Das Langformat hat ausgedient, unter aktuellen Weltbedingungen des Beobachtens ist es nicht adäquat. Der permanente Wechsel zwischen Perspektiven und Kontexten ist die richtige Strategie; jedes Medienformat ist notwendigerweise ein Metaformat, das ein Bewusstsein aller gleichzeitig stattfindenden Formate einschließt. In Floor-bezogener Musik ist das nicht neu, das Einsteigen und Aussteigen aus der Dramaturgie der Nacht gehört dazu. Die kalte Luft atmen, jemanden küssen, Wasser trinken und zurückkehren in eine veränderte Stimmung ist essentiell. Kontextswitch, good entertainment.

Einem langen Format zu folgen, erfordert etwas anderes: Erscheinen, wenn die Tür aufgeht. Sich an den Schreibtisch setzen in der Nacht ohne Vorhaben. Fünf Stunden Zeit.

Das fünf-Stunden-Set ist bereits zu Beginn anders, sein Narrativ ist nicht zu überblicken, nach acht Minuten, aber dass er verschieden ist, ist klar. Ein fünf-Stunden-Set bewegt sich tastend durch Zeit und Raum, statt sich auf die Körper zu werfen (meist sind wenige vorhanden). Es verwebt die Leere zu etwas Fühlbarem, es definiert und kontrolliert den körperlichen und den emotionalen Vibe. Das fünf-Stunden-Set hat Zeit, den Raum zu durchmessen, sich zu entfernen und zurückzukehren – ohne die Spannung zu durchbrechen, wie es auf dem Floor gewöhnlich wäre.

Es ist eine meiner liebsten und seltenen Freuden, eine Nacht im Club mit ihrem Anfang zu beginnen. Dort sein, wenn die Türen aufgehen, so lange bleiben wie es mir gefällt. Ich habe das Warm-up oft mehr gemocht als die Party – die Antizipation, das Aufschichten, das Anstauen von Energie. Völlig klar einem langsamen Narrativ zu folgen, Zeit verwenden ohne Ablenkung, Alles fühlen, Freiheit im Gebundensein. Going through the motions, but doing so with increased mindfulness.

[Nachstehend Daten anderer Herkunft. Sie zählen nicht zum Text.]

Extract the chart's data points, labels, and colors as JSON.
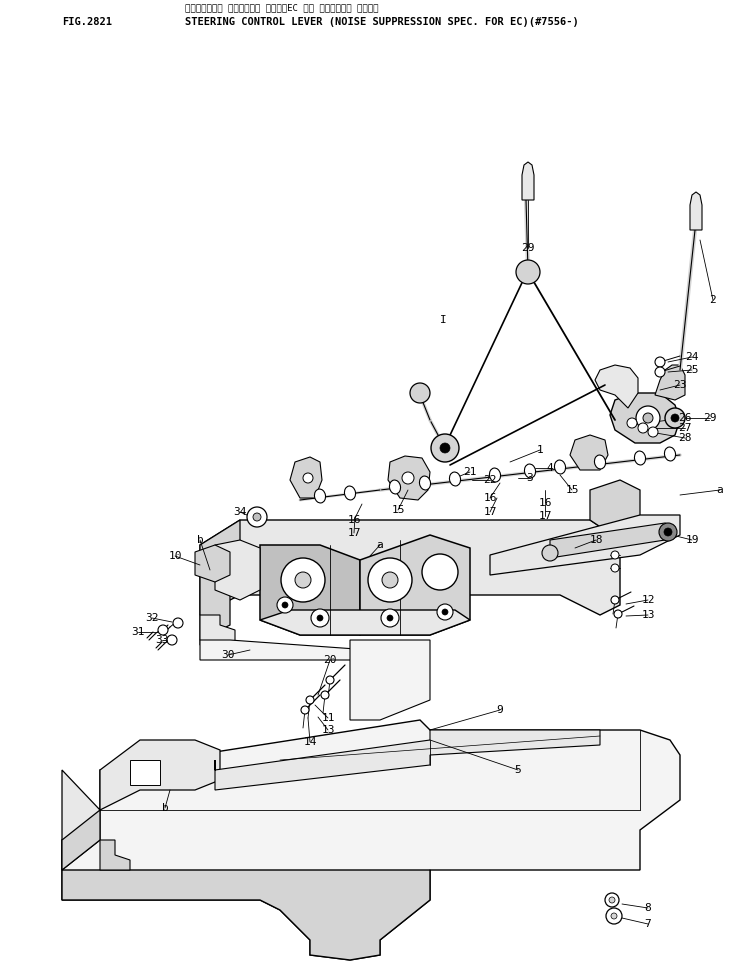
{
  "title_line1": "ステアリング・ コントロール レバー（EC ムコ テイソウオン ショウ）",
  "title_line2": "STEERING CONTROL LEVER (NOISE SUPPRESSION SPEC. FOR EC)(#7556-)",
  "fig_label": "FIG.2821",
  "bg_color": "#ffffff",
  "lc": "#000000",
  "gray1": "#e8e8e8",
  "gray2": "#d4d4d4",
  "gray3": "#c0c0c0",
  "gray4": "#f4f4f4"
}
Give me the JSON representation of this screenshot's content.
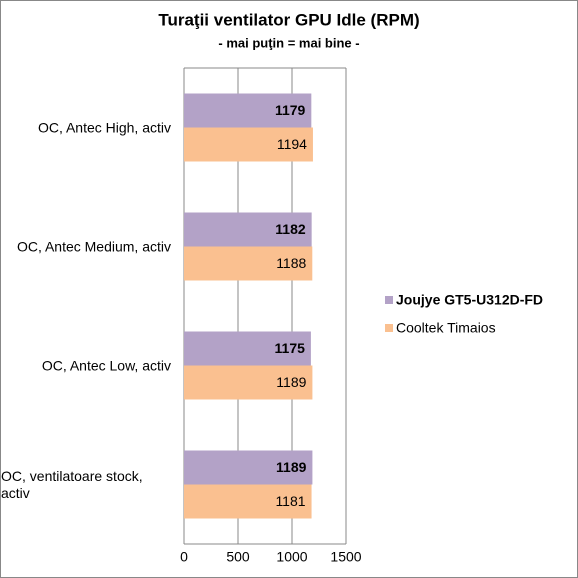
{
  "chart_data": {
    "type": "hbar",
    "title": "Turaţii ventilator GPU Idle (RPM)",
    "subtitle": "- mai puţin = mai bine -",
    "categories": [
      "OC, Antec High, activ",
      "OC, Antec Medium, activ",
      "OC, Antec Low, activ",
      "OC, ventilatoare stock, activ"
    ],
    "series": [
      {
        "name": "Joujye GT5-U312D-FD",
        "color": "#b3a2c7",
        "values": [
          1179,
          1182,
          1175,
          1189
        ]
      },
      {
        "name": "Cooltek Timaios",
        "color": "#fac090",
        "values": [
          1194,
          1188,
          1189,
          1181
        ]
      }
    ],
    "xlim": [
      0,
      1500
    ],
    "xticks": [
      0,
      500,
      1000,
      1500
    ],
    "grid": true,
    "legend": "right"
  }
}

(Während ich das 5:34:14 lange Set von Pom Pom höre, das sich tastend durch große Hallen bewegt, ins Freie tritt, den aufwirbelnden Staub betrachtet, Linien auf dem Boden folgt, um schließlich nach zweieinhalb Stunden zu einem höllischen Basic-Channel-Groove zu finden, zur brutalen Gelöstheit der zweiten Pom-Pom-LP, in den Schluchten der Nacht. Buy the ticket, take the slow ride).

Mai

The thing is, everybody wears very good sneakers: With tight fitting sweatpants, peaking below striped djellabas and dashikis, combined with dresses, tracksuits and leggings are the chunky, the limited and the collaborative, gleaming white or radiating volt, pink and, sometimes, a multitude of iridescent. Intermediate-level Vapormaxes (Utility, Flyknit, Plus) seem to be stakes to play dans la rue, one-upped by 720s, Kiko Kostadinov’s Gel-Delvas and the bulbous sculptural offerings Han Kjøbenhavn and Puma have been putting out lately. The general selection slants soccer and running, mediterranean street kid and La Haine. Athletic footwear choices speak of discernment and respect for the urban space: look good when stepping outside, you owe the streets of Marseille.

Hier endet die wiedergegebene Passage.